We are developing advanced mathematical and computational techniques for multiple-wave propagation applications. We are addressing the issues of laser physics, mathematical methods, asymptotic analysis, computational efficiency and algorithm convergence, and high-performance computing with a multi-pronged approach to create an accurate simulation of the effect of realistic, imperfect grating stretchers and compressors on chirped-pulse-amplified laser beams. We intend to examine the application of boundary-element methods accelerated by the fast-multipole method. This technique appears to naturally accommodate high-aspect-ratio spatial discretization, enabling calculations in which grating lines are microscopically resolved in only one dimension, while the longer-scale defects and line-direction anomalies are resolved on the millimeter scales that are natural to their rate of variation. We are also using the analytical results of modeling the wave-optics description of gratings, in which we derive a phase-transfer function that couples space and frequency. Our research will support the design of high-power, ultrashort-pulse lasers at the Laboratory and will enable simulations to model how realistic gratings change the results of experiments. We expect to gain a detailed understanding of (and the ability to simulate) the spatial and temporal coupling introduced by various grating imperfections. By developing this capability, our research will advance the science of laser design.

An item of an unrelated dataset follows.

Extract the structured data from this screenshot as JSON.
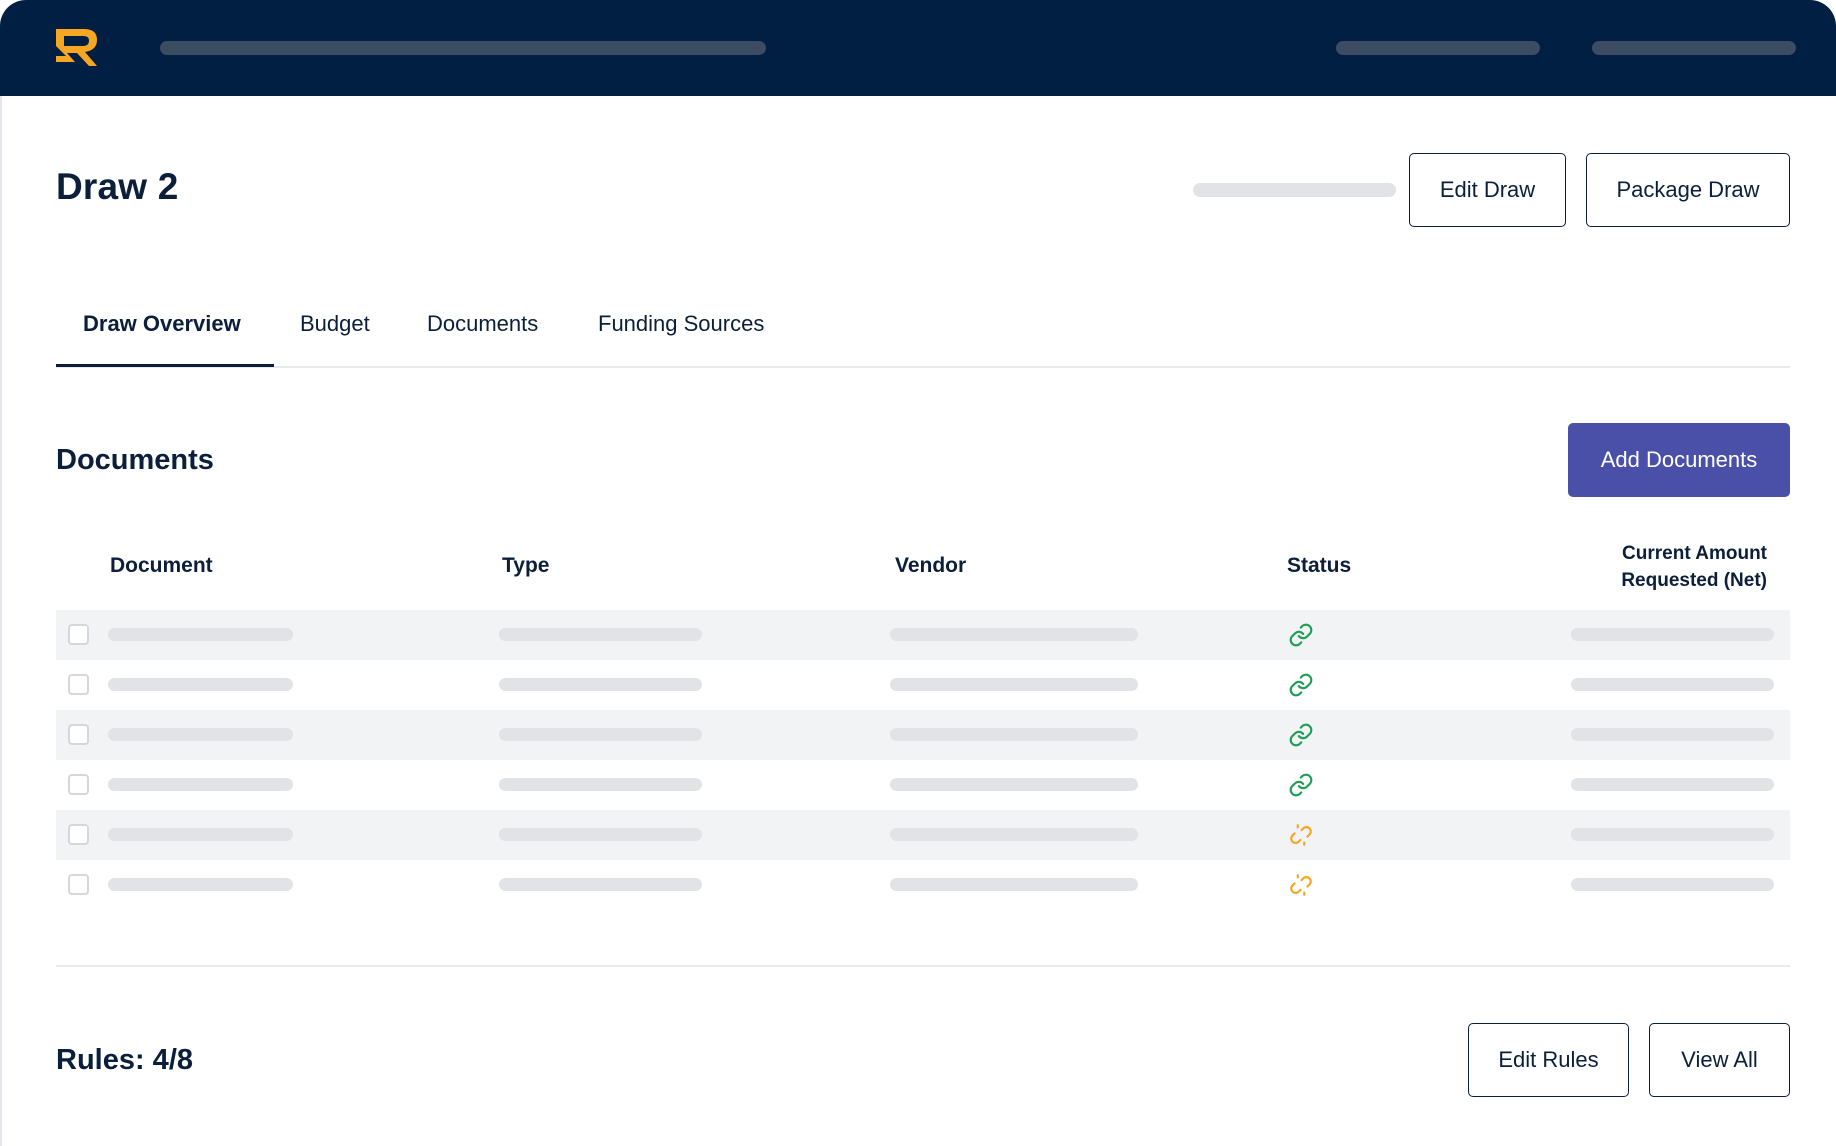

This project aligns with the Laboratory's laser and optical science and technology core competency, which includes the general updating and modernization of laser-simulation capability; specifically, the development, design, and optimization of short-pulse lasers. This research is relevant to the DOE's goal of a more economically competitive, environmentally responsible, secure, and resilient U.S. energy infrastructure through the advancement of science for high-energy, inertial-confinement fusion lasers. It also supports the Laboratory’s core competency in high-performance computing, simulation, and data science by fostering the development of advanced mathematical and high-performance computing techniques.

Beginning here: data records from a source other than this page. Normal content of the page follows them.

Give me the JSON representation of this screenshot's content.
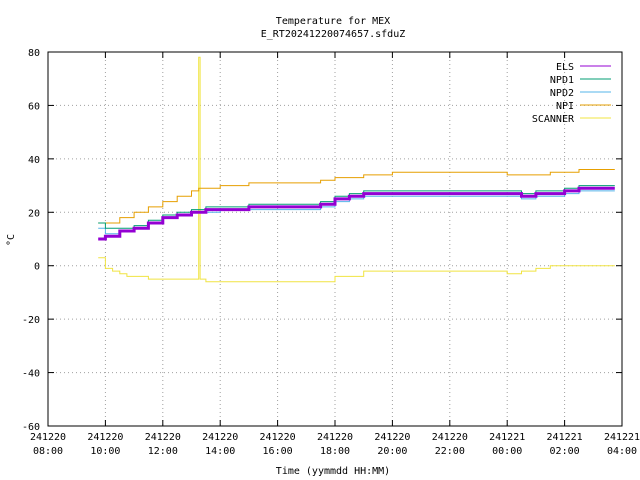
{
  "chart_data": {
    "type": "line",
    "title": "Temperature for MEX",
    "subtitle": "E_RT20241220074657.sfduZ",
    "xlabel": "Time (yymmdd HH:MM)",
    "ylabel": "°C",
    "grid": true,
    "legend_position": "top-right",
    "xlim": [
      8,
      28
    ],
    "ylim": [
      -60,
      80
    ],
    "x_ticks": [
      {
        "value": 8,
        "date": "241220",
        "time": "08:00"
      },
      {
        "value": 10,
        "date": "241220",
        "time": "10:00"
      },
      {
        "value": 12,
        "date": "241220",
        "time": "12:00"
      },
      {
        "value": 14,
        "date": "241220",
        "time": "14:00"
      },
      {
        "value": 16,
        "date": "241220",
        "time": "16:00"
      },
      {
        "value": 18,
        "date": "241220",
        "time": "18:00"
      },
      {
        "value": 20,
        "date": "241220",
        "time": "20:00"
      },
      {
        "value": 22,
        "date": "241220",
        "time": "22:00"
      },
      {
        "value": 24,
        "date": "241221",
        "time": "00:00"
      },
      {
        "value": 26,
        "date": "241221",
        "time": "02:00"
      },
      {
        "value": 28,
        "date": "241221",
        "time": "04:00"
      }
    ],
    "y_ticks": [
      -60,
      -40,
      -20,
      0,
      20,
      40,
      60,
      80
    ],
    "series": [
      {
        "name": "ELS",
        "color": "#9400d3",
        "width": 3,
        "x": [
          9.75,
          10.0,
          10.5,
          11.0,
          11.5,
          12.0,
          12.5,
          13.0,
          13.5,
          14.0,
          14.5,
          15.0,
          16.0,
          17.0,
          17.5,
          18.0,
          18.5,
          19.0,
          20.0,
          21.0,
          22.0,
          23.0,
          24.0,
          24.5,
          25.0,
          25.5,
          26.0,
          26.5,
          27.0,
          27.75
        ],
        "y": [
          10,
          11,
          13,
          14,
          16,
          18,
          19,
          20,
          21,
          21,
          21,
          22,
          22,
          22,
          23,
          25,
          26,
          27,
          27,
          27,
          27,
          27,
          27,
          26,
          27,
          27,
          28,
          29,
          29,
          29
        ]
      },
      {
        "name": "NPD1",
        "color": "#009e73",
        "width": 1,
        "x": [
          9.75,
          10.0,
          10.5,
          11.0,
          11.5,
          12.0,
          12.5,
          13.0,
          13.5,
          14.0,
          14.5,
          15.0,
          16.0,
          17.0,
          17.5,
          18.0,
          18.5,
          19.0,
          20.0,
          21.0,
          22.0,
          23.0,
          24.0,
          24.5,
          25.0,
          25.5,
          26.0,
          26.5,
          27.0,
          27.75
        ],
        "y": [
          16,
          14,
          14,
          15,
          17,
          19,
          20,
          21,
          22,
          22,
          22,
          23,
          23,
          23,
          24,
          26,
          27,
          28,
          28,
          28,
          28,
          28,
          28,
          27,
          28,
          28,
          29,
          30,
          30,
          30
        ]
      },
      {
        "name": "NPD2",
        "color": "#56b4e9",
        "width": 1,
        "x": [
          9.75,
          10.0,
          10.5,
          11.0,
          11.5,
          12.0,
          12.5,
          13.0,
          13.5,
          14.0,
          14.5,
          15.0,
          16.0,
          17.0,
          17.5,
          18.0,
          18.5,
          19.0,
          20.0,
          21.0,
          22.0,
          23.0,
          24.0,
          24.5,
          25.0,
          25.5,
          26.0,
          26.5,
          27.0,
          27.75
        ],
        "y": [
          14,
          12,
          13,
          14,
          16,
          18,
          19,
          20,
          20,
          21,
          21,
          21,
          21,
          21,
          22,
          24,
          25,
          26,
          26,
          26,
          26,
          26,
          26,
          25,
          26,
          26,
          27,
          28,
          28,
          28
        ]
      },
      {
        "name": "NPI",
        "color": "#e69f00",
        "width": 1,
        "x": [
          9.75,
          10.0,
          10.5,
          11.0,
          11.5,
          12.0,
          12.5,
          13.0,
          13.25,
          13.5,
          14.0,
          14.5,
          15.0,
          16.0,
          17.0,
          17.5,
          18.0,
          18.5,
          19.0,
          20.0,
          21.0,
          22.0,
          23.0,
          24.0,
          24.5,
          25.0,
          25.5,
          26.0,
          26.5,
          27.0,
          27.75
        ],
        "y": [
          16,
          16,
          18,
          20,
          22,
          24,
          26,
          28,
          29,
          29,
          30,
          30,
          31,
          31,
          31,
          32,
          33,
          33,
          34,
          35,
          35,
          35,
          35,
          34,
          34,
          34,
          35,
          35,
          36,
          36,
          36
        ]
      },
      {
        "name": "SCANNER",
        "color": "#f0e442",
        "width": 1,
        "x": [
          9.75,
          10.0,
          10.25,
          10.5,
          10.75,
          11.0,
          11.5,
          12.0,
          12.5,
          13.0,
          13.2,
          13.25,
          13.3,
          13.5,
          14.0,
          15.0,
          16.0,
          17.0,
          18.0,
          19.0,
          20.0,
          21.0,
          22.0,
          23.0,
          24.0,
          24.5,
          25.0,
          25.5,
          26.0,
          27.0,
          27.75
        ],
        "y": [
          3,
          -1,
          -2,
          -3,
          -4,
          -4,
          -5,
          -5,
          -5,
          -5,
          -5,
          78,
          -5,
          -6,
          -6,
          -6,
          -6,
          -6,
          -4,
          -2,
          -2,
          -2,
          -2,
          -2,
          -3,
          -2,
          -1,
          0,
          0,
          0,
          0
        ]
      }
    ]
  }
}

In FY17 we (1) developed a new parallel solver for the electric-field integral equation in the frequency domain based on the Message Passing Interface library for communication across a distributed-memory machine; (2) discretized the integral equation by a boundary-element method using Raviart-Thomas edge elements on a structured quadrilateral mesh, resulting in a linear system of equations that is solved by a preconditioned iterative method (e.g., the generalized minimal residual method), where the fast-multipole method accelerates matrix-vector products; (3) verified the solver for a Gaussian beam (monochromatic electromagnetic radiation that describes the intended output of most lasers) impinging on an inclined plate, and verified the diffraction angles for a sinusoidal grating; and (4) determined that the solver can analyze several frequencies in parallel and that the diffracted beam is available in the time domain after inverse Fourier transformation (a mathematical representation of a signal's frequencies).